Symposium aims to unite marginalized students

The Students of Color Symposium started with an idea: a space for students from different backgrounds to congregate and speak about the issues and challenges faced by marginalized groups.

The Multicultural Student Affairs staff developed the idea for the two-day event following discussions with students about how to make the university environment more inclusive.

“We had been talking to students for quite a while about what can the University of Miami do, what can our office do that moves forward President Frenk’s agenda of creating a culture of belonging, while also educating each other and providing opportunities for authentic dialogue,” said Renee Callan, director of programs for MSA.

Callan, alongside Assistant Director of Programs for MSA Junior Pena, approached students Amber Tavakoly and Frankie Hedgepeth with their initial idea in 2017. Tavakoly and Hedgepeth took it upon themselves to make the idea a reality for the spring 2018 semester. Co-chair Tavakoly, a junior, said the symposium is meant to open communication between groups of students to discuss hot-button issues.

“It’s been a time of reckoning in many different ways,” said Tavakoly, a psychology major. “There are definitely conversations that have to be had, that unfortunately, don’t seem to be salient on campus.
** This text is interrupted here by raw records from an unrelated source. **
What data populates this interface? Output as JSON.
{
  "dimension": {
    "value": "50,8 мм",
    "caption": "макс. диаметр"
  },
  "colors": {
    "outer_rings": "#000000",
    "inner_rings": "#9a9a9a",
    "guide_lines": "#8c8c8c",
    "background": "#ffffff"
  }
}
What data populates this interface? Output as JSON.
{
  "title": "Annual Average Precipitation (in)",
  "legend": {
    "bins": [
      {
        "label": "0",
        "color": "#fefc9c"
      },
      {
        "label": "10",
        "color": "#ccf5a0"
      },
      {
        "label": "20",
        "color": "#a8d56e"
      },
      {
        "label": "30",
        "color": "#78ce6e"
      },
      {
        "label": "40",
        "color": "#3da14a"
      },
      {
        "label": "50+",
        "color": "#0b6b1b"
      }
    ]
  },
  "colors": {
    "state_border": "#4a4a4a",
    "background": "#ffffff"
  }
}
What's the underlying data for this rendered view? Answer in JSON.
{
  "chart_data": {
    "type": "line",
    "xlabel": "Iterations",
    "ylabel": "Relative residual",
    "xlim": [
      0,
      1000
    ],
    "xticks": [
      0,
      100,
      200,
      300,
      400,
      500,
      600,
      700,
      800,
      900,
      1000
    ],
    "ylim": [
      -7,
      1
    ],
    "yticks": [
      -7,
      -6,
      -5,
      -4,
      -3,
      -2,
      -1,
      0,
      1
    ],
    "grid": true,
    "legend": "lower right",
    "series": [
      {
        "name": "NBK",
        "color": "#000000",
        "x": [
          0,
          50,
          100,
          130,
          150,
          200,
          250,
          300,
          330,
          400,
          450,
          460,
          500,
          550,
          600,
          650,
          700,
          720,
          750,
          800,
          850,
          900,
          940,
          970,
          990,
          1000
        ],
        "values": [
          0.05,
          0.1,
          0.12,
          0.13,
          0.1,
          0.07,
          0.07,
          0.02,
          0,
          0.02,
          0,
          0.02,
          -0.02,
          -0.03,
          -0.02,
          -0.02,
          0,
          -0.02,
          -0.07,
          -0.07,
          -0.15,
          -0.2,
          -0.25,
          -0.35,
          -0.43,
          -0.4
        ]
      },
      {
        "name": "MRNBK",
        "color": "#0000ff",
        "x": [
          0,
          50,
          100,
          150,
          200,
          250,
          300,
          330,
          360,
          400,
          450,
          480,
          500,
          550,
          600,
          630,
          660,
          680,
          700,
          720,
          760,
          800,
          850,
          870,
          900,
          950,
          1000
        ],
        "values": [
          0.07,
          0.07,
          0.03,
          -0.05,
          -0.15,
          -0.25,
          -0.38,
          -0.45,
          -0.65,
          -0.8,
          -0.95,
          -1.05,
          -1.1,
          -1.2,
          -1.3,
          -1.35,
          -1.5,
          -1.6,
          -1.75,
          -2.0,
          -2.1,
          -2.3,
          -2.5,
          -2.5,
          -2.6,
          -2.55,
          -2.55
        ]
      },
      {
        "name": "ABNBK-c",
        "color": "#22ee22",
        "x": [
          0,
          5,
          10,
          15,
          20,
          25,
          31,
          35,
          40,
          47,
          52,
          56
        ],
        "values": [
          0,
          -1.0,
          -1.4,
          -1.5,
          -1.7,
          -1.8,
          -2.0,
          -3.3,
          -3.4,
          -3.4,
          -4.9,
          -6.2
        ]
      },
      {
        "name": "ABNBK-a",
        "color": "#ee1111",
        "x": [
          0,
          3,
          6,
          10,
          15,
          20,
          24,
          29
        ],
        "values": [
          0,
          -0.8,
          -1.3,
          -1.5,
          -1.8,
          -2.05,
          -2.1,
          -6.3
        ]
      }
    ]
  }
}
There’s been a lot of milestones and barriers that have been broken in terms of adversity but there’s still repercussions of centuries of oppression.”
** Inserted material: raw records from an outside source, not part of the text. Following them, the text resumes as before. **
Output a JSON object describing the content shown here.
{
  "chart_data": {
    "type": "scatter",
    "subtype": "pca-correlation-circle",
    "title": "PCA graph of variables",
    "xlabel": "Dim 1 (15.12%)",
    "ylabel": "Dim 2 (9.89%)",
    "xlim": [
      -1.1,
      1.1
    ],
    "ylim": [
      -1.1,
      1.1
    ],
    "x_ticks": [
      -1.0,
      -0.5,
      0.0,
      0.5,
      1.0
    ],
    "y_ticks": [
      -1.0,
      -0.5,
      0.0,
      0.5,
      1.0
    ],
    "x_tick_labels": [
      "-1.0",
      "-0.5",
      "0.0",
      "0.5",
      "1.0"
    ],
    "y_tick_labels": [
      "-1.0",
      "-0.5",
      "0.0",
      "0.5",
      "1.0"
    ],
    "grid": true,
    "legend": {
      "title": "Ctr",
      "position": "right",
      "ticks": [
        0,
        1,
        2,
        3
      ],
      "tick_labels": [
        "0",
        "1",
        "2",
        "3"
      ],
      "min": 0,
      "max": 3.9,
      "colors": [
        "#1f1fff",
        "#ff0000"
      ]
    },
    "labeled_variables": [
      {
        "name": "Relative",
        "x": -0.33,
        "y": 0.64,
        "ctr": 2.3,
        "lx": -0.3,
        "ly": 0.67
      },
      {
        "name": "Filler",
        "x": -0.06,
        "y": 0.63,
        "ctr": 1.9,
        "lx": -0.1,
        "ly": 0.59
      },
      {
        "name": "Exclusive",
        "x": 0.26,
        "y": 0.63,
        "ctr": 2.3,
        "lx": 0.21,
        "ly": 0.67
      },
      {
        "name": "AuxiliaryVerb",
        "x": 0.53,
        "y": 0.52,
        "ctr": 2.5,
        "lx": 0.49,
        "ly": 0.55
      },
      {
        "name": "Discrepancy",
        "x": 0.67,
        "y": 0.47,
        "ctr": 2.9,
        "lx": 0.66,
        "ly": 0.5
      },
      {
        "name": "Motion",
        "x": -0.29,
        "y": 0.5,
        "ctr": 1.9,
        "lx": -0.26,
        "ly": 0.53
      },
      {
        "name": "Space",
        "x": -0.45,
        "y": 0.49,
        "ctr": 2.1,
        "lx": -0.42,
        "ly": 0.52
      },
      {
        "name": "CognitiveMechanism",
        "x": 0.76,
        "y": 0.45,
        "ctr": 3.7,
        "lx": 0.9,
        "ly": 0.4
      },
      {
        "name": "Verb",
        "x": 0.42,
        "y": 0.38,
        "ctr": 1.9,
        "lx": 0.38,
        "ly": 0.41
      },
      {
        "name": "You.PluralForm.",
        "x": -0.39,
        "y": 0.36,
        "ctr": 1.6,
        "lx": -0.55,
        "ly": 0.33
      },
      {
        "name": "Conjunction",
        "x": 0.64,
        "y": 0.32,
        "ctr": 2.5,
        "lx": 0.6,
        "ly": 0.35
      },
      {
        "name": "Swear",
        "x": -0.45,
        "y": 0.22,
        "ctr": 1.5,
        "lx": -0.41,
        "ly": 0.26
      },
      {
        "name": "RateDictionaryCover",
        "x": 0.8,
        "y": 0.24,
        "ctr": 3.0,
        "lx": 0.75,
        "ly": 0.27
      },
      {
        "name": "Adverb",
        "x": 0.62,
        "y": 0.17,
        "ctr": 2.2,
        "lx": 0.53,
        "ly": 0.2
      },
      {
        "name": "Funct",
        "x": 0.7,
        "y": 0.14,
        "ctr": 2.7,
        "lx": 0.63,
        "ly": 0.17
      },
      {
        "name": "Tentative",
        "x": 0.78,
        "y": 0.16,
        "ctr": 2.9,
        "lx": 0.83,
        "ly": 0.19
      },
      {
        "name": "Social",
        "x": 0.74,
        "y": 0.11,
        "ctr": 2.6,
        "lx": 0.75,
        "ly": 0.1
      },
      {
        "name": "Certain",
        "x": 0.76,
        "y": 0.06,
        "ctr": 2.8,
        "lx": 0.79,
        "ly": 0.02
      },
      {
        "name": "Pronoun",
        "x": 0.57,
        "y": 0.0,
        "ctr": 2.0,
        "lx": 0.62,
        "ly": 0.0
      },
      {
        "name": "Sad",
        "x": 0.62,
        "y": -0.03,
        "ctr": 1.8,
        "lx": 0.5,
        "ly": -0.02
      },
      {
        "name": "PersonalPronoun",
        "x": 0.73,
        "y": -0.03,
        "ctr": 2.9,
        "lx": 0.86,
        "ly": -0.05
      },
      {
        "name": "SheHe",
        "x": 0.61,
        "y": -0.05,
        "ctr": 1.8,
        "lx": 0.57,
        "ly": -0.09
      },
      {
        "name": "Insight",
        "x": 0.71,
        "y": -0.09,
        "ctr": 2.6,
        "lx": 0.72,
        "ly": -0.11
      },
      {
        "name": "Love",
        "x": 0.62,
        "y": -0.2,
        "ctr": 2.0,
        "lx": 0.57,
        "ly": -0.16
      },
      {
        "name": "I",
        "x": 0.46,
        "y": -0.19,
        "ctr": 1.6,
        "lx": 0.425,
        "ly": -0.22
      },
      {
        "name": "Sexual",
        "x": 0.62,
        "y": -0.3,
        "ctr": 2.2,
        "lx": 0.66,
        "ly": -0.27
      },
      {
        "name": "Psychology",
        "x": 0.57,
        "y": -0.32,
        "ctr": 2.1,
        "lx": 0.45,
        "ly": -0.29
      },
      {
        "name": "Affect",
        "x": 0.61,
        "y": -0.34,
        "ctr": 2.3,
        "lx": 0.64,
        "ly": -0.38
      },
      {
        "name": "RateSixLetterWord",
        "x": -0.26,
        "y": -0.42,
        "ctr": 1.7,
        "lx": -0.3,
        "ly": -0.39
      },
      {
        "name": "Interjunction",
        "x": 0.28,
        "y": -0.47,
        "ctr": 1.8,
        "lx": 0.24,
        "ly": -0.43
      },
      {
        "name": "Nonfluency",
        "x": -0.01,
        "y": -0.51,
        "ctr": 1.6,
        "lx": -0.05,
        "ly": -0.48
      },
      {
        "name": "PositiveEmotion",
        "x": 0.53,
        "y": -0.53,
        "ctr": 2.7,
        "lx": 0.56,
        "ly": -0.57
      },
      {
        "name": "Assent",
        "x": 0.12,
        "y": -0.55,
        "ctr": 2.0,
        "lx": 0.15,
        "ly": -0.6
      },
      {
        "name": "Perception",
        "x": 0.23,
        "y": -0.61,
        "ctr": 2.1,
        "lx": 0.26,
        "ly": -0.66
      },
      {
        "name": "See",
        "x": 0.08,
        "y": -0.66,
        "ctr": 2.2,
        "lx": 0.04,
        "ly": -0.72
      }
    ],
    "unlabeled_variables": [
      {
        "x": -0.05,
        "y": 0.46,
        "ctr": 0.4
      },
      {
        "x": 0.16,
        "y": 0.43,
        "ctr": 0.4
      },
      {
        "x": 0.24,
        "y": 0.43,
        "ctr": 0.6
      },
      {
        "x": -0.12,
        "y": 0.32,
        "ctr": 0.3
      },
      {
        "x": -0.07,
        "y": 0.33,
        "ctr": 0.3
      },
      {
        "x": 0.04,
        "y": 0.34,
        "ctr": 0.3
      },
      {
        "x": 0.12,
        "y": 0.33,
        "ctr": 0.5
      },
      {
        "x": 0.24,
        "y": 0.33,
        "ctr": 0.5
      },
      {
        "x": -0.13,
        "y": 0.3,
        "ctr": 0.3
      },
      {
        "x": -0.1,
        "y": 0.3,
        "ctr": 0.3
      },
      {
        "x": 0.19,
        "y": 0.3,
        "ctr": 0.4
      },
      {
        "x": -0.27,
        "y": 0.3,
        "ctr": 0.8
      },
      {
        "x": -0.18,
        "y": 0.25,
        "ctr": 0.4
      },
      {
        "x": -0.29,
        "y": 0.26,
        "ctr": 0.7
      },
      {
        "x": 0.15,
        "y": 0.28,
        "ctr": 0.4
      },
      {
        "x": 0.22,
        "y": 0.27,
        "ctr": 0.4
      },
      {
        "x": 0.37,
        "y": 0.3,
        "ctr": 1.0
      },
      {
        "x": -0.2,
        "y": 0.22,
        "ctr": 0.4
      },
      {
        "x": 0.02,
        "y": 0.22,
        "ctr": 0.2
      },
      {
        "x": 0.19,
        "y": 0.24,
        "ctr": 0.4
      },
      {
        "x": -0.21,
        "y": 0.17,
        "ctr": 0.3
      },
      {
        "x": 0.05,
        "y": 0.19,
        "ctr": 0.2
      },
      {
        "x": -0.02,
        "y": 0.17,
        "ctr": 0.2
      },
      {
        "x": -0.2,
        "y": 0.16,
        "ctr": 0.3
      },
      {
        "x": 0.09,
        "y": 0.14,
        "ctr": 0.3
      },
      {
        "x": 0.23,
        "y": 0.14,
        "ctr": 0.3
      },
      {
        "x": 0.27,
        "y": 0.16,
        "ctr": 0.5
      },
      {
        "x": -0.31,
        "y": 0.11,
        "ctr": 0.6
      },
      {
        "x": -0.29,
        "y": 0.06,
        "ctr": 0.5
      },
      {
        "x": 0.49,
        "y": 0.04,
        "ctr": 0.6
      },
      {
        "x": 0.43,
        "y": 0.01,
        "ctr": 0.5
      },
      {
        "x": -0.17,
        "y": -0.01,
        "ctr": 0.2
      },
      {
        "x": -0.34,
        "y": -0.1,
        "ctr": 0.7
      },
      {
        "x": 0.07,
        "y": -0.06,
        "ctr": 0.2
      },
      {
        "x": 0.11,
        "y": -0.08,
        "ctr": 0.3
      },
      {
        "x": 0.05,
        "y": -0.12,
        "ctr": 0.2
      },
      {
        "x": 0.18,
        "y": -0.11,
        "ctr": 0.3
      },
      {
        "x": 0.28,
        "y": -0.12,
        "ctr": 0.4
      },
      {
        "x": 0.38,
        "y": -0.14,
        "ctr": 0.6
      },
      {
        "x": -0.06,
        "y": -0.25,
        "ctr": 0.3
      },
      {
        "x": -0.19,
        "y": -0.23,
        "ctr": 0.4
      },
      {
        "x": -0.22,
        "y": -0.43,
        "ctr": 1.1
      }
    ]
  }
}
The symposium, that has over 150 participants registered, will begin 6 p.m. Jan. 26 and will continue 9:30 am to 4:30 pm. on Jan. 27. The two-day event will kick off with a networking reception where participants will be able to meet and converse with each other as well as guest speakers, including Associate Vice President for Student Affairs and Dean of Students Ryan Holmes and editor-in-chief and co-founder of Very Smart Brothas Damon Young. The second part of the event will feature speakers and workshops to facilitate discussion about topics such as identity, navigating career paths and and social justice issues.

Tavakoly said the event is named for the people they want to invite and uplift: students of color.

“We just want to address the nuances that means to be a student of color, but it’s not meant to alienate who don’t identify as students of color at all,” Tavakoly said. “More than anything, we just want people to know that this will be a space where topics that affect students of color will be addressed.”